We've implemented a complete OAuth 2.0 AuthProvider for direct SSE connections to MCP servers and would like to use it with https://mcp.atlassian.com/v1/sse.
Current Setup
✅ mcp-remote proxy works perfectly with our OAuth client
✅ AuthProvider loads same credentials from ~/.mcp-auth/mcp-remote-0.1.18/
✅ Implements full OAuth 2.0 flow with PKCE, token refresh, redirects
❌ Direct SSE connection returns HTTP 401 Unauthorized
Technical Details
Using the same OAuth client and tokens that work via mcp-remote proxy, but direct SSE connections fail with authentication errors.
Questions
1. Is the mcp-remote OAuth client restricted to proxy-only mode?
2. What's the process for direct SSE access approval?
3. Do we need different OAuth scopes/client configuration?
4. Is there a whitelist application process for enterprise integrations?
Could the Atlassian team provide guidance on enabling direct SSE access or point us toward the approval process?
Yes, I’ve implemented my custom OAuth2 flow.
You also need to open the Atlassian Rovo MCP server configuration page and add your domain to the list of allowed domains.
More details here: https://support.atlassian.com/security-and-access-policies/docs/control-atlassian-rovo-mcp-server-settings/#Add-domains
You should use it for standard OAuth2 client
authorize: https://mcp.atlassian.com/v1/authorize
token: https://cf.mcp.atlassian.com/v1/token
Hi @Sos Zakaryan !
I also tried implementing the OAuth2.1 Flow and connecting to mcp server using the token.
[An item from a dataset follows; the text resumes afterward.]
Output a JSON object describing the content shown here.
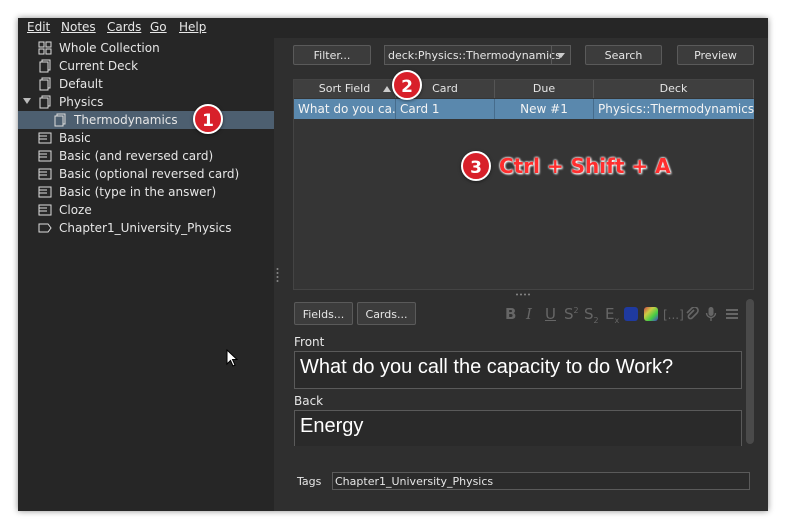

And, I have already added my domain in the list of allowed domains.
But, still I am getting an error (401 Unauthorized) when trying to connect to MCP server using a valid MCP client with a valid token.
Could you please provide a detailed solution of your flow?
Thank you!
Hi @Akanksha Raj !
How did you pass the token? It should be sent in the Authorization header as Bearer <jwt_token>.
Note that this JWT is not the actual Jira token; it is a dynamically generated token created by MCP.